With wishes for a happy and healthy 2006, we hope that many of the following recommendations will become new practices in your home.

  1. Use glass containers in the microwave and encourage your family/friends to do the same. Some plastic containers contain chemicals that mimic or disrupt hormones. These chemicals can leach into food when they are heated.

  2. Ask for dry cleaning services that do not use “PERC” or ask for “wet cleaning.” The familiar smell of dry cleaning comes from residues of perchloroethylene (PERC). Solvents, such as PERC, are under study for breast cancer and are associated with other cancers. If you must use traditional dry cleaning with PERC, remember to open the plastic bags on your clothing in an open space and air them out before putting them in a closet.

  3. Take time to read labels and avoid “phthalates” and “fragrance” in products. Phthalates are endocrine disrupting compounds that have been associated with cancer, impaired fertility, and male birth defects. They are found in hundreds of products including shampoo, lotion, perfume, cosmetics, vinyl and plastics, including toys. They are now being monitored by the U.S. Centers for Disease Control. The most common phthalates are: dibutyl phthalate (DBP), diethyl phthalate (DEP), and diethylhexyl phthalate (DEHP), and phthalates are often an ingredient in “fragrance.” Look for labels that say “phthalatefree” and don’t hesitate to ask your favorite retailer or manufacturer if products are phthalatefree. Consumer questions help to bring about change.
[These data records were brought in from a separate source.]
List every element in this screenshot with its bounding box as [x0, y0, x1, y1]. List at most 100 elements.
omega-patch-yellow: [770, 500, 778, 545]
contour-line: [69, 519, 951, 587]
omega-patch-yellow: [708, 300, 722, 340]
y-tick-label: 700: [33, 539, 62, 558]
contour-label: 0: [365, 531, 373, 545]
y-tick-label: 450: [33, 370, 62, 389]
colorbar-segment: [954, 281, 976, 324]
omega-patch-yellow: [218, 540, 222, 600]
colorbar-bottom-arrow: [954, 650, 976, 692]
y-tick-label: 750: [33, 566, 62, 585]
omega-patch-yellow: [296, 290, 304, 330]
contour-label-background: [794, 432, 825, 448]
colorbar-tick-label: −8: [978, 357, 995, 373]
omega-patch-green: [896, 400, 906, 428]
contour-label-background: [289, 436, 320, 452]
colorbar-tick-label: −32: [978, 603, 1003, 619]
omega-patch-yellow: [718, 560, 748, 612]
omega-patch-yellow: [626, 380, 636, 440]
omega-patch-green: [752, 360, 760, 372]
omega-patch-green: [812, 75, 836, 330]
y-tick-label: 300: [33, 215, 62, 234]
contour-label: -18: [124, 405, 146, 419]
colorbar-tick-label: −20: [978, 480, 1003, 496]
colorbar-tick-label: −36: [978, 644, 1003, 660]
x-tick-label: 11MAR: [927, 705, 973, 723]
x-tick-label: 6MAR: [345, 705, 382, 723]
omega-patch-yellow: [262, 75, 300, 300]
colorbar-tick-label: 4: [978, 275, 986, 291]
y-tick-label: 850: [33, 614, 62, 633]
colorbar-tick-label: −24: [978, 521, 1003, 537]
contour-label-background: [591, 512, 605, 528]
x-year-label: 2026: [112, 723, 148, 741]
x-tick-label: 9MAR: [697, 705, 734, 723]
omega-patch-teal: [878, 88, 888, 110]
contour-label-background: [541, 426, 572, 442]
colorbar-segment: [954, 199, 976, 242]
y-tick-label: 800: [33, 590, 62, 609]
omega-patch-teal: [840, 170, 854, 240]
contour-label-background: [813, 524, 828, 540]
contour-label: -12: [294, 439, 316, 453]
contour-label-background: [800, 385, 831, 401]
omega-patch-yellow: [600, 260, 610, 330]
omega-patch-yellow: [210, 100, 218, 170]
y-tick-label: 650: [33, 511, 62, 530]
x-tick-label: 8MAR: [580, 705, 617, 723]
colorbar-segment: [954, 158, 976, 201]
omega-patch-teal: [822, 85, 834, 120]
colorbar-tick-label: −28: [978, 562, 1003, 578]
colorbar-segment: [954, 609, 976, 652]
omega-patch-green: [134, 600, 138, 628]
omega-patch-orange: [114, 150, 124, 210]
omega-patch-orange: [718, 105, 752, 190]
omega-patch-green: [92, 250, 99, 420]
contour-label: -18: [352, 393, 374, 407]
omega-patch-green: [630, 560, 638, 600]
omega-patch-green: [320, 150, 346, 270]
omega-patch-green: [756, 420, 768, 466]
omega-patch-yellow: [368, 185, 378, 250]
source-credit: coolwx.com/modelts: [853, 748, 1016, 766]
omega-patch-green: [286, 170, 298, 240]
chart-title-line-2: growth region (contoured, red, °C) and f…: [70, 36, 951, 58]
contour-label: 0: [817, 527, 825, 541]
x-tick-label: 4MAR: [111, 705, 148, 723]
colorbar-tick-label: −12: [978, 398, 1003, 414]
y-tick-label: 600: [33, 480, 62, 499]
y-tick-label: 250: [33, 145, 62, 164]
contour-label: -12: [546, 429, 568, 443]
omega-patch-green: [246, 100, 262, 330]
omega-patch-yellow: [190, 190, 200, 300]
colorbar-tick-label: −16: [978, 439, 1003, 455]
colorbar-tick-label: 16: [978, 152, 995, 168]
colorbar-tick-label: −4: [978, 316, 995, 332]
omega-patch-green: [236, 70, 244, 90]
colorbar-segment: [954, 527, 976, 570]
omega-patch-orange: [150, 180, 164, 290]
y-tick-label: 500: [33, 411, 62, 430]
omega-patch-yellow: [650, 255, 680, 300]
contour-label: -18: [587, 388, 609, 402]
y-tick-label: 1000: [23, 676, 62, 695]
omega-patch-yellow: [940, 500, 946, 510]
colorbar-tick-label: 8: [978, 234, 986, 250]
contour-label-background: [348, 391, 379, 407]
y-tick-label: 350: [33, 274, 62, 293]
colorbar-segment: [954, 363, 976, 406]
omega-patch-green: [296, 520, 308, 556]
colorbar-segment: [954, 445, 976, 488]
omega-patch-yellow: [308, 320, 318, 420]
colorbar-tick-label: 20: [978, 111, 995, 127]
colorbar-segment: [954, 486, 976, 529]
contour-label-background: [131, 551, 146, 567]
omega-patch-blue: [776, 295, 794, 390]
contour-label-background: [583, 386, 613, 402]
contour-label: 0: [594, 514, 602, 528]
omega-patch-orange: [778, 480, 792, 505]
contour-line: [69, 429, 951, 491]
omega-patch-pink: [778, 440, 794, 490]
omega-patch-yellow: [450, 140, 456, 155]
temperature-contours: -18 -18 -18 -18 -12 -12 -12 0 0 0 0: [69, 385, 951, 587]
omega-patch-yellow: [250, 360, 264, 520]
  4. When grilling foods, minimize “char” by reducing the heat level and/or using marinades. “Char” contains PAHs – polycyclic aromatic hydrocarbons – that are known to cause mammary tumors in animals. In the Long Island Breast Cancer Study, women who had more DNA damage from PAHs had higher breast cancer risk.

  5. Purchase organic foods when possible and encourage stores you patronize to expand their selection of organic foods. Buying organic reduces your exposure to pesticides and protects your family. It also protects the workers who produce our food, water supplies where they live and work, and wildlife living nearby. Many pesticides are endocrine disruptors. Pesticides are also known to affect brain development and neurological function.

  6. Monitor what goes down the drain in your home. You can help protect your indoor air as well as your community’s water supply by using minimal amounts of the least toxic cleaning products and pesticides. Baking soda is a tried and true cleaning alternative. Never put cleaning solvents, pesticides, paint thinners, automobile oil, or gas down a drain.

  7. Remember that all vacuums are not created equal. Carpets can harbor pesticides, mold and allergens, flame retardants, and other chemicals. Vacuums with strong suction, a brush on/off switch, a multilayered bag for dust collection, and a HEPA filter are considered the best to avoid recycling dust back into the air.

  8. Look for electronic equipment and furniture without PBDEs. PBDEs (polybrominated diphenyl ethers) are commercially produced flame retardants that are often added to polyurethane foam, various plastics, and electronics equipment. They are endocrine disruptors that affect thyroid hormones. Ask if your favorite manufacturer uses PBDEs in their products. When possible, choose carpet pads, bedding, cushions, and upholstered furniture made from natural fibers including wool, cotton, and hemp.

  9. Use organic practices for gardening/lawn care, and encourage neighbors to do the same. Many pesticides are endocrine disruptors. Pesticides and herbicides used on gardens and lawns are tracked into the house on shoes and by pets. Children and pets that play on the lawn are exposed, and the chemicals can leach into waterways and drinking water wells.

  10. Encourage your town to adopt policies of using natural/nontoxic solvents in public buildings, especially schools, and using organic practices in the care of green spaces. Using safer cleaners and eliminating pesticides on a townwide basis will reduce exposure to compounds that mimic estrogen or otherwise disrupt hormones.

  11. Avoid exposure to second-hand smoke. According to a new study conducted by the California Environmental Protection Agency, there is a link between second-hand smoke exposure and breast cancer in premenopausal women.